The garden is by no means the only highlight of the property. It impresses on arrival with a beautifully curated lobby with lounge sofas, chandeliers and artworks that look as if they have been transported from a penthouse in Europe. This style was very much in vogue after the war and is still appreciated by the largely Japanese clientele. This does put it at risk of becoming a museum piece, but the Chinzanso feels fresh, unlike some of the other heritage hotels which feel rather musty and dated now.
The rooms are a delight. King beds with sweeping garden views through floor-to-ceiling windows and some of the most spacious bathrooms of any hotel in Japan are incredibly welcoming – as are the little touches like L'Occitane products and the fresh fruit and English-language newspapers that are provided each morning. While staying here, one can relax in Yu, The Spa - which includes an open-air pool and even a hot spring onsen bath – and use the well-equipped gym.

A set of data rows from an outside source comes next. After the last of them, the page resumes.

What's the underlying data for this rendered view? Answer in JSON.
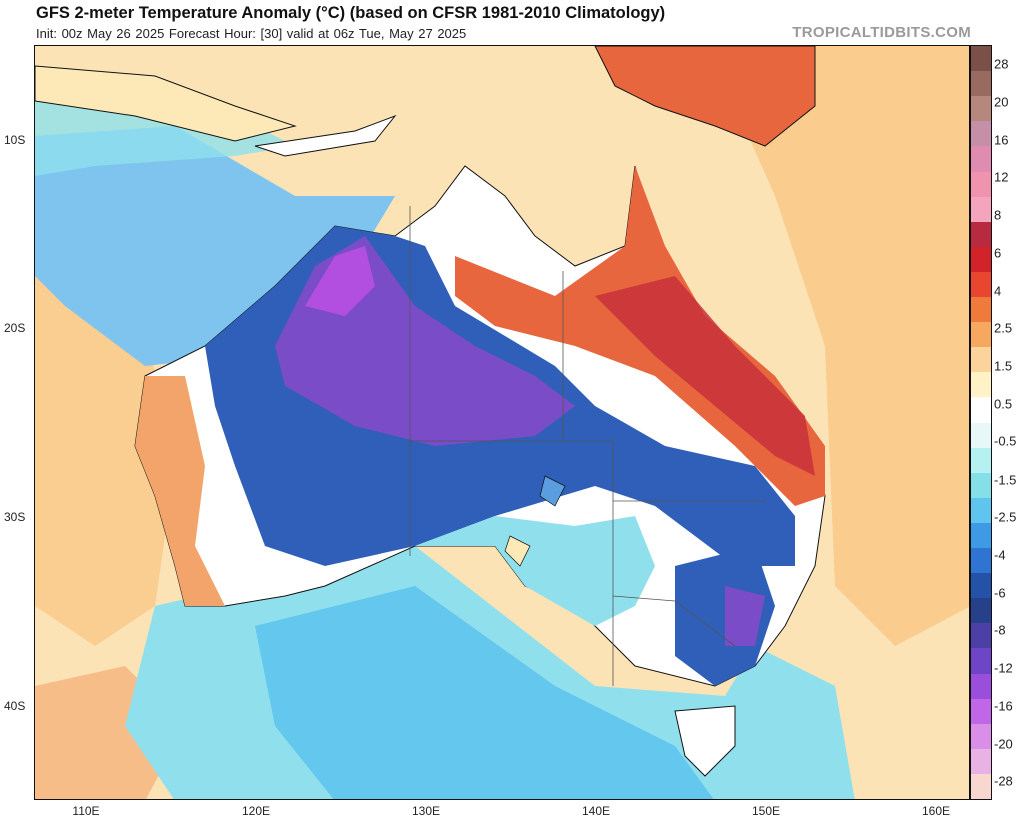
{
  "title": "GFS 2-meter Temperature Anomaly (°C) (based on CFSR 1981-2010 Climatology)",
  "subtitle": "Init: 00z May 26 2025   Forecast Hour: [30]   valid at 06z Tue, May 27 2025",
  "source": "TROPICALTIDBITS.COM",
  "map": {
    "lat_labels": [
      "10S",
      "20S",
      "30S",
      "40S"
    ],
    "lon_labels": [
      "110E",
      "120E",
      "130E",
      "140E",
      "150E",
      "160E"
    ],
    "anomaly_colors": {
      "extreme_cold": "#b34fe0",
      "very_cold": "#7a4cc8",
      "cold": "#2f5fb8",
      "cool": "#5a9ee0",
      "cool_light": "#7ec4ee",
      "slightly_cool": "#8fe0ec",
      "neutral": "#ffffff",
      "slightly_warm": "#fde9b8",
      "warm": "#f9c98a",
      "warmer": "#f3a46a",
      "hot": "#e8663e",
      "very_hot": "#c8303a",
      "ocean_base": "#fbe3b6"
    }
  },
  "colorbar": {
    "labels": [
      "28",
      "20",
      "16",
      "12",
      "8",
      "6",
      "4",
      "2.5",
      "1.5",
      "0.5",
      "-0.5",
      "-1.5",
      "-2.5",
      "-4",
      "-6",
      "-8",
      "-12",
      "-16",
      "-20",
      "-28"
    ],
    "colors": [
      "#7b5048",
      "#996a60",
      "#b6877d",
      "#c58fa8",
      "#e08cb0",
      "#f093ae",
      "#f4a4bd",
      "#b82a3f",
      "#d3232a",
      "#e8462e",
      "#f07a3c",
      "#f6a760",
      "#fcd39a",
      "#fff2c6",
      "#ffffff",
      "#e8f8f8",
      "#b5f1f1",
      "#84dfe9",
      "#5fc4ee",
      "#3e9ae4",
      "#2f74d0",
      "#2452a6",
      "#26408a",
      "#4c3fa6",
      "#6e45c6",
      "#9a4fdc",
      "#c067e8",
      "#d98fe8",
      "#e8b3e4",
      "#f7d7d0"
    ]
  }
}
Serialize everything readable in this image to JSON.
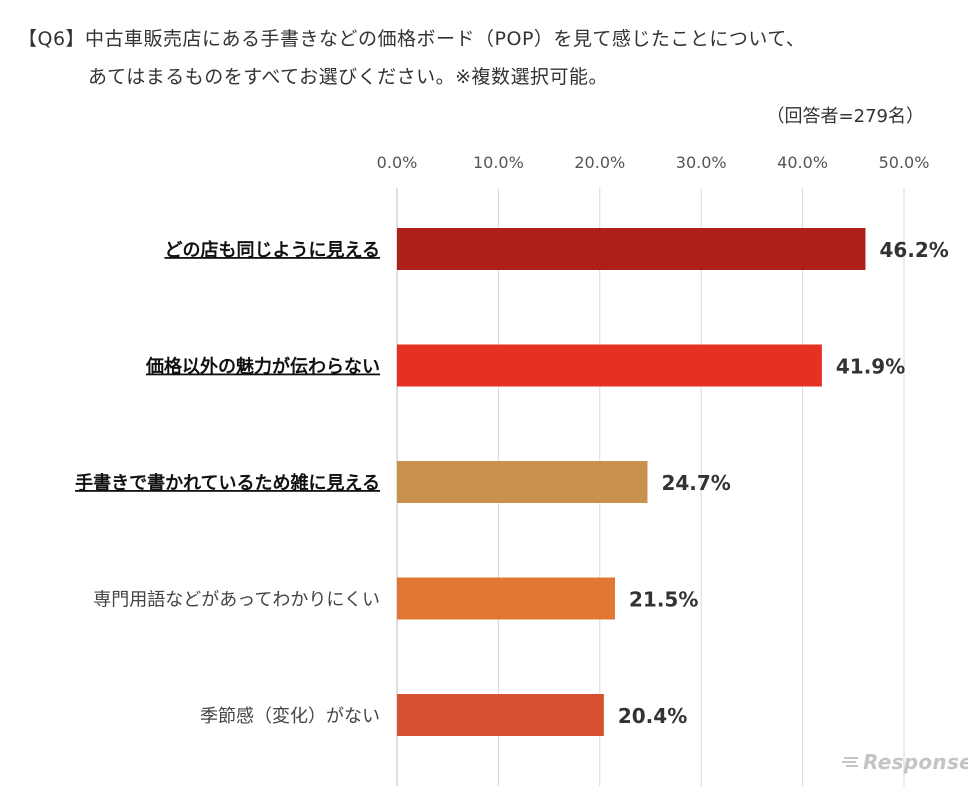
{
  "title": {
    "line1": "【Q6】中古車販売店にある手書きなどの価格ボード（POP）を見て感じたことについて、",
    "line2": "あてはまるものをすべてお選びください。※複数選択可能。"
  },
  "respondents_note": "（回答者=279名）",
  "watermark": "Response.",
  "chart_data": {
    "type": "bar",
    "orientation": "horizontal",
    "categories": [
      "どの店も同じように見える",
      "価格以外の魅力が伝わらない",
      "手書きで書かれているため雑に見える",
      "専門用語などがあってわかりにくい",
      "季節感（変化）がない"
    ],
    "values": [
      46.2,
      41.9,
      24.7,
      21.5,
      20.4
    ],
    "value_labels": [
      "46.2%",
      "41.9%",
      "24.7%",
      "21.5%",
      "20.4%"
    ],
    "category_emphasis": [
      true,
      true,
      true,
      false,
      false
    ],
    "colors": [
      "#ad1f1a",
      "#e63022",
      "#c8924e",
      "#e07732",
      "#d6512f"
    ],
    "x_ticks": [
      "0.0%",
      "10.0%",
      "20.0%",
      "30.0%",
      "40.0%",
      "50.0%"
    ],
    "xlim": [
      0,
      50
    ],
    "grid": true
  }
}
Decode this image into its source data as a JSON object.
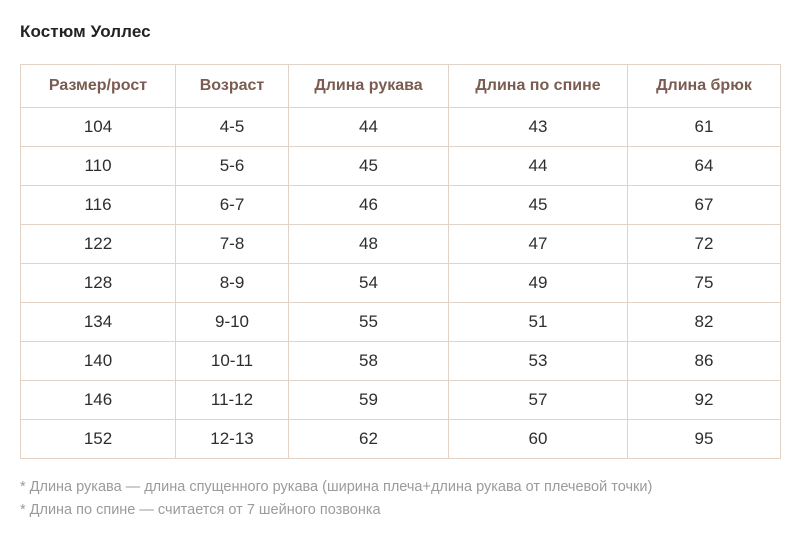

The Chinzanso boasts half a dozen restaurants with a range of cuisines - French, Italian and Japanese - where guests are bound to dine as the hotel's only disadvantage is its location. It is a taxi or train ride to dining areas such as Shinjuku or Ikebukuro, but this distance does add to the sense of an oasis of luxury that is neither halfway up a skyscraper nor bustling with people like the downtown hotels.
To my mind, the greatest reward and luxury of travel is to be able to experience everyday things as if for the first time, to be in a position in which almost nothing is so familiar it is taken for granted.